Hiroshima’s legacy of peace may initially seem at odds with the city’s tragic past – obliterated during World War II by the atomic bomb’s terrifying, destructive power. You needn’t worry about arriving to a radioactive wasteland though. Modern Hiroshima is a thriving metropolis, very much alive and well and home to more than a million people. Visitors are quick to agree that this destination is unlike any other and a true highlight of many traveller’s time in Japan.
Hiroshima’s destruction and enduring legacy is impossible to ignore. When the atomic bomb was dropped in 1945, obliterating the city, very few buildings in the two-kilometre blast zone survived. The former economic and political centre of Hiroshima has been transformed into the sprawling Peace Memorial Park, with one of the few structures left standing being the A-Bomb Dome. This UNESCO World Heritage site serves as a sombre reminder of what happened on that day.
Some of the 220,000 people who died in the initial blast and subsequent radiation exposure are remembered in the Peace Memorial Museum. This emotion-charged museum serves as a reminder that peace should not be taken for granted, and is a must-see during any visit to Hiroshima.
For a few moments of reflection after the museum, visit the Children’s Peace Monument, which honours Sadako Sasaki and the thousands of child victims of the atomic bomb. Sadako died of leukaemia caused by radiation from the bomb when she was twelve years old. Inspired by a Japanese legend, she hoped that by folding 1000 paper cranes her wish to live would be granted. Today, people from all over the world send thousands of colourful paper cranes to this vibrant monument, adding their message of peace and solidarity.

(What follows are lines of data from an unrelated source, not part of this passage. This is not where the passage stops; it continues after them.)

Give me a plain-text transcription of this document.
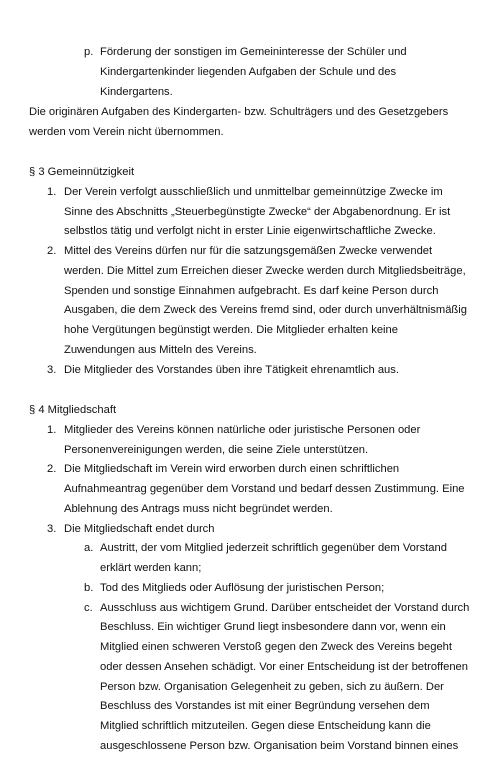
p. Förderung der sonstigen im Gemeininteresse der Schüler und
Kindergartenkinder liegenden Aufgaben der Schule und des
Kindergartens.
Die originären Aufgaben des Kindergarten- bzw. Schulträgers und des Gesetzgebers
werden vom Verein nicht übernommen.

§ 3 Gemeinnützigkeit

1. Der Verein verfolgt ausschließlich und unmittelbar gemeinnützige Zwecke im
Sinne des Abschnitts „Steuerbegünstigte Zwecke“ der Abgabenordnung. Er ist
selbstlos tätig und verfolgt nicht in erster Linie eigenwirtschaftliche Zwecke.
2. Mittel des Vereins dürfen nur für die satzungsgemäßen Zwecke verwendet
werden. Die Mittel zum Erreichen dieser Zwecke werden durch Mitgliedsbeiträge,
Spenden und sonstige Einnahmen aufgebracht. Es darf keine Person durch
Ausgaben, die dem Zweck des Vereins fremd sind, oder durch unverhältnismäßig
hohe Vergütungen begünstigt werden. Die Mitglieder erhalten keine
Zuwendungen aus Mitteln des Vereins.
3. Die Mitglieder des Vorstandes üben ihre Tätigkeit ehrenamtlich aus.

§ 4 Mitgliedschaft

1. Mitglieder des Vereins können natürliche oder juristische Personen oder
Personenvereinigungen werden, die seine Ziele unterstützen.
2. Die Mitgliedschaft im Verein wird erworben durch einen schriftlichen
Aufnahmeantrag gegenüber dem Vorstand und bedarf dessen Zustimmung. Eine
Ablehnung des Antrags muss nicht begründet werden.
3. Die Mitgliedschaft endet durch
a. Austritt, der vom Mitglied jederzeit schriftlich gegenüber dem Vorstand
erklärt werden kann;
b. Tod des Mitglieds oder Auflösung der juristischen Person;
c. Ausschluss aus wichtigem Grund. Darüber entscheidet der Vorstand durch
Beschluss. Ein wichtiger Grund liegt insbesondere dann vor, wenn ein
Mitglied einen schweren Verstoß gegen den Zweck des Vereins begeht
oder dessen Ansehen schädigt. Vor einer Entscheidung ist der betroffenen
Person bzw. Organisation Gelegenheit zu geben, sich zu äußern. Der
Beschluss des Vorstandes ist mit einer Begründung versehen dem
Mitglied schriftlich mitzuteilen. Gegen diese Entscheidung kann die
ausgeschlossene Person bzw. Organisation beim Vorstand binnen eines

Landscaped Japanese gardens and a deep moat surround another casualty of the bomb – Hiroshima Castle. Partially rebuilt using traditional construction methods and materials, Hiroshima Castle has a small museum exhibiting the history of Japanese castles, but the view of the city from the top floor is the real drawcard.
You should not leave Hiroshima before trying one of the city’s most-famous specialties: Okonomiyaki. “Okonomi” translates roughly to “as you like” which gives some indication of the huge variety of ingredients that make up the popular meal. Similar to a savoury pancake, Hiroshima-style Okonomiyaki can be made with cabbage, octopus, shrimp, pork, vegetables and yakisoba noodles.
Towards the end of the Hondori Street pedestrian mall is Okonomiyaki Village (Okonomimura). Restaurants in the area are tiny, seating just a handful of people at once. Chefs cook their own special version of the dish in front of hungry patrons, before sliding the delicious meals over, piping hot and ready to eat straight from the grill.
After exploring the surrounding laneways, be sure to visit to one of the many specialty craft beer bars. Kure Brewery (“kaigun-san no bakushu” which translates to “The Navy’s Brewery”) has won awards for its craft beers since 1995. The attached restaurant serves ice-cold glasses of beer brewed on-site, as well as delicious, Japanese, bite-sized izakaya food – Japan’s answer to pub food.
Love your meal? Let the waiters know by saying “oishii” which means “delicious”.
Prefer Japan’s traditional sake (rice wine) to beer? Then you’re in luck. Thirty minutes’ train ride from Hiroshima is Saijo Sake Town. As one of the most important sake-producing areas in Japan (Kyoto and Kobe being the others), this is a must-see for lovers of the Japanese alcohol. Eight major sake breweries, offering tastings and cellar door sales, are within a short walk of each other.
Escaping from the crowds of Hiroshima’s city life is easy, with the enchanting Miyajima Island only a brisk ferry ride away. As your boat comes into dock, be sure to see the famous red torii gate, which appears to be floating in the sea. This beautiful structure is believed to be the boundary between the spirit world and human world and is painted a bright vermilion red to ward off evil spirits.
Miyajima is a small island, best seen by renting a bike. After exploring the coastal paths, pedal uphill towards the ropeway gondola. The picturesque cable car journey to the peak of Mt Misen and Shishiiwa Observatory will reward you with one of the best views of Japan on a clear day. On the way back to the ferry, be sure to say hello to the herds of wild deer that happily let you pat them. Just watch out that they don’t nibble anything precious from your bag.
Whether it’s seeing a baseball game (one of the most popular sports in Japan) or sampling world-famous sake and food, Hiroshima is bursting with creativity, unexpected surprises and welcoming locals. You just might fall in love with the city of peace.